3. Accelerate Digital Delivery with Bimodal IT

While IT departments have to embrace new delivery models that focus on “build for change” rather than “build to last,” an entire organization cannot be made agile at the same time.

Instead, organizations should leverage a bimodal delivery approach, which uses both traditional and agile modes to deliver agility wherever needed.

From an IT perspective, this means understanding which parts of the agency need agility and restructuring the IT organization to deliver that agility without any negative impact on the rest of the IT portfolio.

A digital platform can be essential in delivering this flexibility and can also serve as an accelerator for building more exploratory and nonsequential applications.

4. Govern and Manage Your IT for Digital Success

One of the most common obstacles to digital transformation is lack of IT agility.
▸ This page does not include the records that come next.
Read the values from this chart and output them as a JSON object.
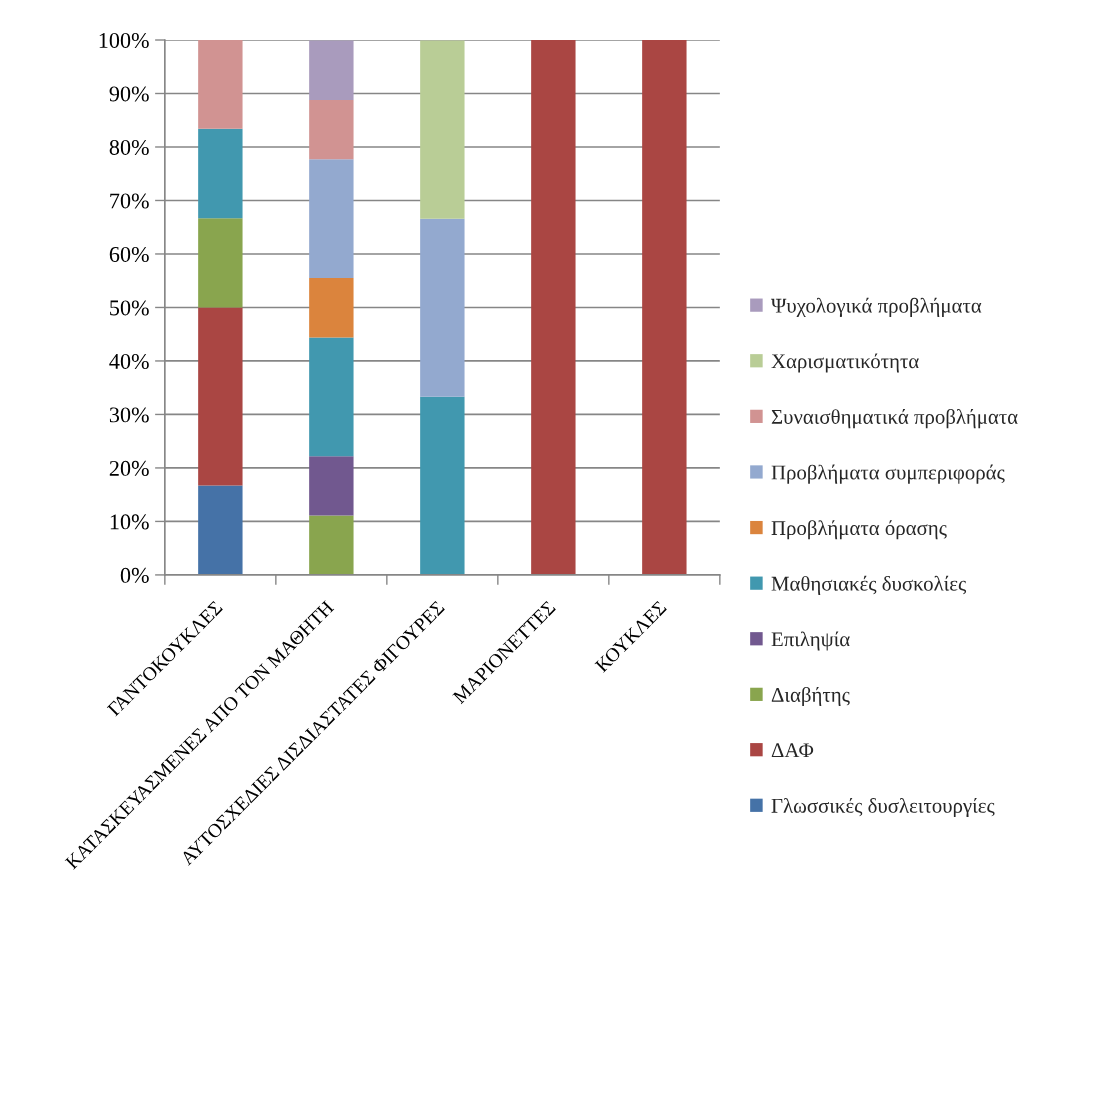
{
  "chart_data": {
    "type": "bar",
    "stacked": true,
    "categories": [
      "ΓΑΝΤΟΚΟΥΚΛΕΣ",
      "ΚΑΤΑΣΚΕΥΑΣΜΕΝΕΣ ΑΠΟ ΤΟΝ ΜΑΘΗΤΗ",
      "ΑΥΤΟΣΧΕΔΙΕΣ ΔΙΣΔΙΑΣΤΑΤΕΣ ΦΙΓΟΥΡΕΣ",
      "ΜΑΡΙΟΝΕΤΤΕΣ",
      "ΚΟΥΚΛΕΣ"
    ],
    "series": [
      {
        "name": "Γλωσσικές δυσλειτουργίες",
        "color": "#4572a7",
        "values": [
          16.7,
          null,
          null,
          null,
          null
        ]
      },
      {
        "name": "ΔΑΦ",
        "color": "#aa4643",
        "values": [
          33.3,
          null,
          null,
          100,
          100
        ]
      },
      {
        "name": "Διαβήτης",
        "color": "#89a54e",
        "values": [
          16.7,
          11.1,
          null,
          null,
          null
        ]
      },
      {
        "name": "Επιληψία",
        "color": "#71588f",
        "values": [
          null,
          11.1,
          null,
          null,
          null
        ]
      },
      {
        "name": "Μαθησιακές δυσκολίες",
        "color": "#4198af",
        "values": [
          16.7,
          22.2,
          33.3,
          null,
          null
        ]
      },
      {
        "name": "Προβλήματα όρασης",
        "color": "#db843d",
        "values": [
          null,
          11.1,
          null,
          null,
          null
        ]
      },
      {
        "name": "Προβλήματα συμπεριφοράς",
        "color": "#93a9cf",
        "values": [
          null,
          22.2,
          33.3,
          null,
          null
        ]
      },
      {
        "name": "Συναισθηματικά προβλήματα",
        "color": "#d19392",
        "values": [
          16.7,
          11.1,
          null,
          null,
          null
        ]
      },
      {
        "name": "Χαρισματικότητα",
        "color": "#b9cd96",
        "values": [
          null,
          null,
          33.3,
          null,
          null
        ]
      },
      {
        "name": "Ψυχολογικά προβλήματα",
        "color": "#a99bbd",
        "values": [
          null,
          11.1,
          null,
          null,
          null
        ]
      }
    ],
    "ylim": [
      0,
      100
    ],
    "yticks": [
      {
        "value": 0,
        "label": "0%"
      },
      {
        "value": 10,
        "label": "10%"
      },
      {
        "value": 20,
        "label": "20%"
      },
      {
        "value": 30,
        "label": "30%"
      },
      {
        "value": 40,
        "label": "40%"
      },
      {
        "value": 50,
        "label": "50%"
      },
      {
        "value": 60,
        "label": "60%"
      },
      {
        "value": 70,
        "label": "70%"
      },
      {
        "value": 80,
        "label": "80%"
      },
      {
        "value": 90,
        "label": "90%"
      },
      {
        "value": 100,
        "label": "100%"
      }
    ],
    "grid": "y",
    "legend": "right"
  }
}
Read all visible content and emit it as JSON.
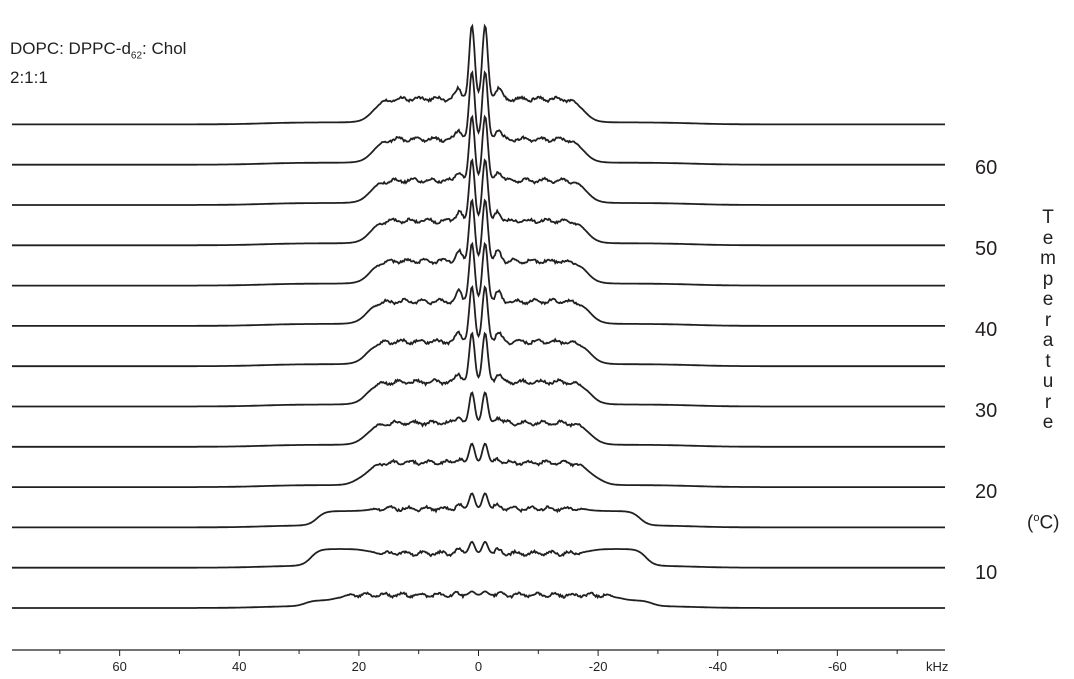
{
  "chart_data": {
    "type": "line",
    "title_lines": [
      "DOPC: DPPC-d",
      "62",
      ": Chol",
      "2:1:1"
    ],
    "xlabel": "kHz",
    "x_direction": "reversed",
    "xlim": [
      78,
      -78
    ],
    "x_ticks": [
      60,
      40,
      20,
      0,
      -20,
      -40,
      -60
    ],
    "x_tick_labels": [
      "60",
      "40",
      "20",
      "0",
      "-20",
      "-40",
      "-60"
    ],
    "y_axis_title": "Temperature",
    "y_axis_unit": "(°C)",
    "y_axis_unit_parts": [
      "(",
      "o",
      "C)"
    ],
    "y_tick_labels": [
      "60",
      "50",
      "40",
      "30",
      "20",
      "10"
    ],
    "grid": false,
    "stack_order": "bottom-to-top",
    "series_count": 13,
    "series": [
      {
        "index": 1,
        "center_peak": 0.12,
        "inner_peak": 0.08,
        "shoulder_khz": 29,
        "plateau_khz": 22,
        "plateau_height": 0.38,
        "shoulder_height": 0.22
      },
      {
        "index": 2,
        "center_peak": 0.38,
        "inner_peak": 0.25,
        "shoulder_khz": 28,
        "plateau_khz": 17,
        "plateau_height": 0.42,
        "shoulder_height": 0.55
      },
      {
        "index": 3,
        "center_peak": 0.5,
        "inner_peak": 0.3,
        "shoulder_khz": 27,
        "plateau_khz": 17,
        "plateau_height": 0.55,
        "shoulder_height": 0.48
      },
      {
        "index": 4,
        "center_peak": 0.62,
        "inner_peak": 0.34,
        "shoulder_khz": 21,
        "plateau_khz": 17,
        "plateau_height": 0.72,
        "shoulder_height": 0.2
      },
      {
        "index": 5,
        "center_peak": 1.0,
        "inner_peak": 0.55,
        "shoulder_khz": 20,
        "plateau_khz": 17,
        "plateau_height": 0.7,
        "shoulder_height": 0.12
      },
      {
        "index": 6,
        "center_peak": 1.6,
        "inner_peak": 0.7,
        "shoulder_khz": 19,
        "plateau_khz": 17,
        "plateau_height": 0.72,
        "shoulder_height": 0.1
      },
      {
        "index": 7,
        "center_peak": 1.8,
        "inner_peak": 0.75,
        "shoulder_khz": 19,
        "plateau_khz": 17,
        "plateau_height": 0.72,
        "shoulder_height": 0.1
      },
      {
        "index": 8,
        "center_peak": 1.9,
        "inner_peak": 0.78,
        "shoulder_khz": 19,
        "plateau_khz": 17,
        "plateau_height": 0.72,
        "shoulder_height": 0.1
      },
      {
        "index": 9,
        "center_peak": 2.0,
        "inner_peak": 0.8,
        "shoulder_khz": 18,
        "plateau_khz": 16.5,
        "plateau_height": 0.72,
        "shoulder_height": 0.1
      },
      {
        "index": 10,
        "center_peak": 2.0,
        "inner_peak": 0.8,
        "shoulder_khz": 18,
        "plateau_khz": 16.5,
        "plateau_height": 0.72,
        "shoulder_height": 0.1
      },
      {
        "index": 11,
        "center_peak": 2.1,
        "inner_peak": 0.82,
        "shoulder_khz": 18,
        "plateau_khz": 16.5,
        "plateau_height": 0.72,
        "shoulder_height": 0.1
      },
      {
        "index": 12,
        "center_peak": 2.2,
        "inner_peak": 0.85,
        "shoulder_khz": 18,
        "plateau_khz": 16,
        "plateau_height": 0.75,
        "shoulder_height": 0.1
      },
      {
        "index": 13,
        "center_peak": 2.4,
        "inner_peak": 0.88,
        "shoulder_khz": 18,
        "plateau_khz": 16,
        "plateau_height": 0.75,
        "shoulder_height": 0.1
      }
    ],
    "line_color": "#231f20"
  }
}
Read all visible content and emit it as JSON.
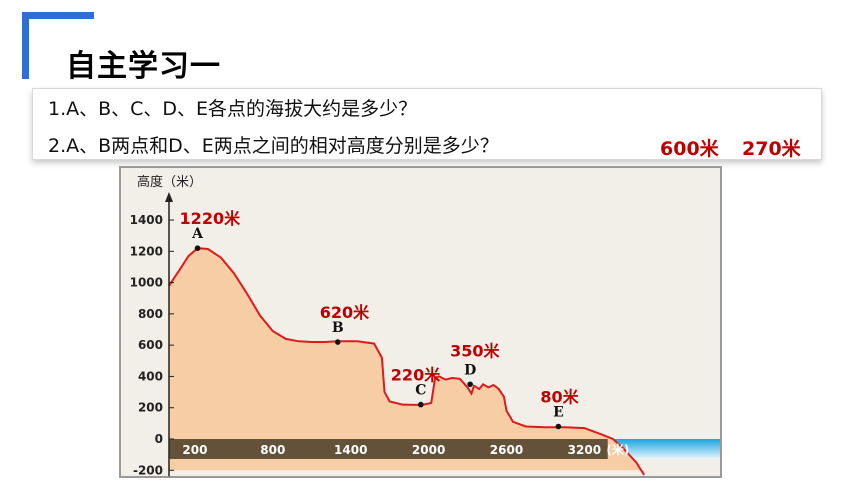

The source of the problem is an IT legacy created by decades of shifting IT strategies, changing technology trends and new compliance requirements. Duplication, redundancy and lack of standardization are all symptoms.

To pave the way for IT agility, this legacy needs to be streamlined. Agencies should look to reduce the number of different technologies in place, while at the same time promote innovative technologies.

Effective governance and management of the technology portfolio has to be in place. Schedules are also effective tools to leverage for communicating and coordinating with different stakeholders and to gain buy-in for change.

5. Prioritize Initiatives Smartly 

Digital initiatives can bubble up from various parts of the organization, be ordained top-down, or – more often than not – come simultaneously from both directions.

For this reason, it's essential to gain an understanding of the programs and projects that implement digital solutions and how these change the architecture of the organization.

This understanding will deliver the transparency needed to expose redundancy in projects as well as provide you with a tool to coordinate them. It is also the basis for making informed decisions on how to prioritize programs and identifying those that should be discontinued. Knowing the project portfolio means assessing it from different perspectives, such as business value, architectural impact and the risk involved.   

These five action points will support any type of digital transformation program an agency wants to tackle. Want to accelerate your efforts, too? Be sure to have a strong enterprise architecture and IT portfolio management solution at your disposal -- one that allows for focused management and design of an architecture framework able to capture the current state, envision the future state and determine actions needed for guiding integration and transformation efforts. A strong solution can set you on the right track and allow you to hit the ground running in the digital race.